En dépit des annonces récurrentes depuis 2017, le président français Emmanuel Macron n’a jamais concrétisé la tenue d’un référendum. En 2025, l’engagement d’une « consultation multiple » portant sur des réformes économiques, sociales ou institutionnelles s’est à son tour dissipé, venant s’ajouter aux promesses restées sans suite sur le climat, l’immigration et les retraites.
L’absence de tout référendum en 2025, malgré les vœux présidentiels de fin 2024 au cours desquels M. Macron affirmait vouloir demander aux Français de « trancher » des sujets majeurs, s’inscrit dans une série de promesses non tenues. Elle intervient dans un contexte politique instable, à dix-huit mois de la fin du second mandat d’Emmanuel Macron.
Depuis son élection en 2017, le président français a à plusieurs reprises évoqué le recours au référendum, sans jamais le mettre en œuvre.
Dès l’été 2017, il avait envisagé de soumettre au vote populaire une vaste réforme institutionnelle, un projet qui n’a finalement jamais abouti.
En 2020, face à la Convention citoyenne pour le climat, Emmanuel Macron s’était engagé à organiser un référendum afin d’inscrire la protection de l’environnement dans l’article 1er de la Constitution. Toutefois, en juillet 2021, le projet est abandonné à la suite d’un blocage au Sénat. Le gouvernement accuse alors la droite d’obstruction, tandis que les écologistes dénoncent un renoncement face à l’urgence climatique.

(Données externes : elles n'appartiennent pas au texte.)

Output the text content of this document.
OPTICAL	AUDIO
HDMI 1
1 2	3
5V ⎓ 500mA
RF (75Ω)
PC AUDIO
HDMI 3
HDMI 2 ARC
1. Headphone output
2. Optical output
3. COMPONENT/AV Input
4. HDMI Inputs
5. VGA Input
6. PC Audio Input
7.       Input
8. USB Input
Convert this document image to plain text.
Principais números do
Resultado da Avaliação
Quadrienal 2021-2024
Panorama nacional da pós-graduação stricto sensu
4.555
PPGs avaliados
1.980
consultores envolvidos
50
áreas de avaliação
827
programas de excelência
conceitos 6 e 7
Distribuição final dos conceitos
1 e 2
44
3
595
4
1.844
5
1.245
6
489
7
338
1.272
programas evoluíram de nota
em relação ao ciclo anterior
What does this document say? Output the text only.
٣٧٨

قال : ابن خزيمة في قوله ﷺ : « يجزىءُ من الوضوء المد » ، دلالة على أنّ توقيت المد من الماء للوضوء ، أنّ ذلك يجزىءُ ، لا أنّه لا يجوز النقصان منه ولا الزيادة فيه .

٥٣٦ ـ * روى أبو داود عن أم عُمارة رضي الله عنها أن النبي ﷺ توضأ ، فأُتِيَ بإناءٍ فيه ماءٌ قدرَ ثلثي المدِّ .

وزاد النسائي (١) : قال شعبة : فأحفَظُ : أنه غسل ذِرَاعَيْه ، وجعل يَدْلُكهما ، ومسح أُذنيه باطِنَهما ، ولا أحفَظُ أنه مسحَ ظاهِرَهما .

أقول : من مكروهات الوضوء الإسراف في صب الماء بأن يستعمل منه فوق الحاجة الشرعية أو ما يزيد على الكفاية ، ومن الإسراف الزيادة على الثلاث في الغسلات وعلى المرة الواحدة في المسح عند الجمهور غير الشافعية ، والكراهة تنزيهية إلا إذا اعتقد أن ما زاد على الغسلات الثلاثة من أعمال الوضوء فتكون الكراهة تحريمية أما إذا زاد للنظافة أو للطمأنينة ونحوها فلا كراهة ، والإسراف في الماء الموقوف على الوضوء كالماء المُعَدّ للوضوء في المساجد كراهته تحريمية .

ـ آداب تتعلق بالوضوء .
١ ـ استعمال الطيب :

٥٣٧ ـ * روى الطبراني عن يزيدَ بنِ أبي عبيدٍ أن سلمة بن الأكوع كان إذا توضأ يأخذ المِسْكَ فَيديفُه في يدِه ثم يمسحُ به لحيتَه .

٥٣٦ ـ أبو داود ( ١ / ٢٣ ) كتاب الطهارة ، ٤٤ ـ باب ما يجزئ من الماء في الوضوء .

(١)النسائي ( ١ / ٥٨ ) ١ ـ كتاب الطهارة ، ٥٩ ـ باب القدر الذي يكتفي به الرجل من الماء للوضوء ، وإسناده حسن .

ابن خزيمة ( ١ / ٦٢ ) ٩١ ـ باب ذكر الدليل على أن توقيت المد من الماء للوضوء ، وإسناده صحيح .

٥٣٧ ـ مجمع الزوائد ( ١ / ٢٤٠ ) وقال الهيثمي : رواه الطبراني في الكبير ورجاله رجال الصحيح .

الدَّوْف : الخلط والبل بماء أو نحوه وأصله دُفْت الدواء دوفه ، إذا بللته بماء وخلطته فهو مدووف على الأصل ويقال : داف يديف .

En 2023, la perspective d’un référendum sur l’immigration, évoquée lors des Rencontres de Saint-Denis, connaît le même sort. Faute de consensus politique, le président y a renoncé en novembre, invoquant l’absence d’accord parlementaire. Les oppositions, qui avaient boycotté les discussions, dénoncent de leur côté une initiative à visée électoraliste plutôt qu’une véritable démarche démocratique.
L’année 2025 n’a pas dérogé à cette tendance. Lors de ses vœux pour 2025, Emmanuel Macron avait fait part d’un possible référendum pour « trancher » des sujets comme les réformes économiques, éducatives ou la fin de vie. Sur les réseaux sociaux, de nombreux comptes rappellent au président français cette promesse non tenue.
En mai 2025, sur TF1, il précisait vouloir organiser une « consultation multiple » dans les mois suivants, excluant toutefois des thèmes sensibles comme les retraites ou l’immigration, qui avaient fait l’objet d’une demande appuyée, notamment avec une pétition initiée par Philippe de Villiers rassemblant plus d’un million de signatures. Pourtant, malgré les spéculations, aucun scrutin n’a vu le jour.
En octobre 2025, depuis la Slovénie, le président français évoquait encore un référendum sur les retraites, mais conditionné à un accord préalable, qui n’est jamais venu. Pierre Moscovici, président de la Cour des comptes, mettait en garde contre un tel scrutin, risquant de se transformer en plébiscite sur la personne du président, impopulaire avec une cote de confiance à 25 % en décembre.
Cette frilosité s’explique par le traumatisme du référendum de 2005 sur le traité européen, et par les contraintes logistiques — au moins 16 semaines de préparation. Dans un contexte de crises successives, avec quatre Premiers ministres depuis 2024 et un budget adopté dans la douleur, l’exécutif craint un effet boomerang.
Ce scepticisme reflète un malaise croissant, alors que 2026, année électorale, pourrait voir la question du référendum agiter la campagne présidentielle ; et qu’à quelques heures des vœux du président, une nouvelle annonce de référendum pourrait être évoquée.